Advent of Code 2024 - Day 13Claw Contraption

| Problem statement | Source code | Tags: Mathematics

This problem pays tribute to 2020 day 24.

For each prize, we want to press button A $n_A$ times and button B $n_B$ times, such that $d_{AX} n_A + d_{BX} n_B = p_X$ , $d_{AY} n_A + d_{BY} n_B = p_Y$ . We can rewrite this as a matrix equation:

\begin{bmatrix}d_{AX} & d_{BX} \\ d_{AY} & d_{BY}\end{bmatrix} \begin{bmatrix}n_A \\ n_B\end{bmatrix} = \begin{bmatrix}p_X \\ p_Y\end{bmatrix}

I define a matrix type, based on rationals.

open Q

type mat22 = { a : Q.t; b : Q.t; c : Q.t; d : Q.t }

ocaml

Then I parse my input into a (mat22 * (Q.t * Q.t)) list.

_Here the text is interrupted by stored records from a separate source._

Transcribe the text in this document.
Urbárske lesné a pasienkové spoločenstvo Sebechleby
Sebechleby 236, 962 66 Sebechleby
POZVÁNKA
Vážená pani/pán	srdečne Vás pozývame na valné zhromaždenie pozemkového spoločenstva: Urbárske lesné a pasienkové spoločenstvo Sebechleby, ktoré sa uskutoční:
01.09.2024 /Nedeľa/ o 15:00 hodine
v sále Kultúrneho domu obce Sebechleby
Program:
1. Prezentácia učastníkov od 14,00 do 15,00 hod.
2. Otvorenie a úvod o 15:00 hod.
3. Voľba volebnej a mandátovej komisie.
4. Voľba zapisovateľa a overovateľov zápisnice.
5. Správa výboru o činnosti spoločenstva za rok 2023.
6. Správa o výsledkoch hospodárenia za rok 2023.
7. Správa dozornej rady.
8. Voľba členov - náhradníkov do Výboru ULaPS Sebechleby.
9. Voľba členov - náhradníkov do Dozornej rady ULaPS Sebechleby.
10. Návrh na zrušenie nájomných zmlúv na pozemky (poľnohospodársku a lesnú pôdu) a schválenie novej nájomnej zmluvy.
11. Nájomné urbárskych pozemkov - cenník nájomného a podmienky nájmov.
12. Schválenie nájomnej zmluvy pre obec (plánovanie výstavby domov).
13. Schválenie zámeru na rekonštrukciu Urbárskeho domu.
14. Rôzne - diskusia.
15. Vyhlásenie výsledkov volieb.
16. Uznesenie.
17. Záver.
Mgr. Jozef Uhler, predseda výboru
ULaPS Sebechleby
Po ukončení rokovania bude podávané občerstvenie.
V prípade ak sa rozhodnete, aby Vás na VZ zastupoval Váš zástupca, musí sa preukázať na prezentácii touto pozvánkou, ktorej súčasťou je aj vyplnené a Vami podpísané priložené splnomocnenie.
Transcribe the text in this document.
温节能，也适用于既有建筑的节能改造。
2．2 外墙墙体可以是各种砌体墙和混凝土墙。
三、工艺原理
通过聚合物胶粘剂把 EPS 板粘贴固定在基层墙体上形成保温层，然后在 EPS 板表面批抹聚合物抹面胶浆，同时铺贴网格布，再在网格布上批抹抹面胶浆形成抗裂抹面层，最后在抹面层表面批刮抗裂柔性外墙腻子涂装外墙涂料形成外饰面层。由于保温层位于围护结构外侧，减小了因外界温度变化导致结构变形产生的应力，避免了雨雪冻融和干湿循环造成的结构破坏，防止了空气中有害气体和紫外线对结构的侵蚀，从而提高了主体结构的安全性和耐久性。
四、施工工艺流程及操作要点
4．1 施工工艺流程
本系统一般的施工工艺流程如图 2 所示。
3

For each prize, I solve it by inverting the matrix:

\begin{aligned} \begin{bmatrix}n_A \\ n_B\end{bmatrix} &= \begin{bmatrix}d_{AX} & d_{BX} \\ d_{AY} & d_{BY}\end{bmatrix}^{-1} \begin{bmatrix}p_X \\ p_Y\end{bmatrix}\\ &= \frac{1}{d_{AX} d_{BY} - d_{AY} d_{BX}} \begin{bmatrix}d_{BY} & -d_{BX} \\ -d_{AY} & d_{AX}\end{bmatrix} \begin{bmatrix}p_X \\ p_Y\end{bmatrix} \end{aligned}

If the inverse doesn't exist, then there are two possibilities: (1) the equations are inconsistent (e.g., nA + nB = 1 and 2nA + 2nB = 3); (2) the equations are degenerate (e.g., nA + nB = 1 and 2nA + 2nB = 2). Now theoretically for the second case, there still remains a relationship between $n_A$ and $n_B$ , which is $d_{AX} n_A + d_{BX} n_B = p_X$ (the other is equivalent to it), which should minimize the cost $3n_A + n_B$ ; however, I found that actually this case never happens in the input, so I just ignore it.

Here's the function for inverting the matrix:

let det { a; b; c; d } = (a * d) - (b * c)

let inv m =
  let d = det m in
  if d = Q.zero then None
  else Some { a = m.d / d; b = -m.b / d; c = -m.c / d; d = m.a / d }

ocaml

And here, for solving one equation:

let solve_lp mat (prize_x, prize_y) =
  match inv mat with
  | None ->
      if mat.a / mat.c = prize_x / prize_y then (
        Printf.printf "LP problem: %s*nA + %s*nB = %s\n" (to_string mat.a)
          (to_string mat.b) (to_string prize_x);
        failwith "Unimplemented")
      else None
  | Some inv_mat ->
      let x = (inv_mat.a * prize_x) + (inv_mat.b * prize_y) in
      let y = (inv_mat.c * prize_x) + (inv_mat.d * prize_y) in
      if
        x >= of_int 0
        && y >= of_int 0
        && Z.equal x.den (Z.of_int 1)
        && Z.equal y.den (Z.of_int 1)
      then Some (x, y)
      else None

ocaml

The cost is straightforward to compute.

let solutions =
  List.filter_map (fun (mat, prize) -> solve_lp mat prize) blocks
in
let total =
  List.map (fun (x, y) -> (of_int 3 * x) + y) solutions
  |> List.fold_left ( + ) (of_int 0)

ocaml

Part 2 just shifts all prizes by 10000000000000, but does not change the above logic at all. It was purely used to shoot down brute-force solutions.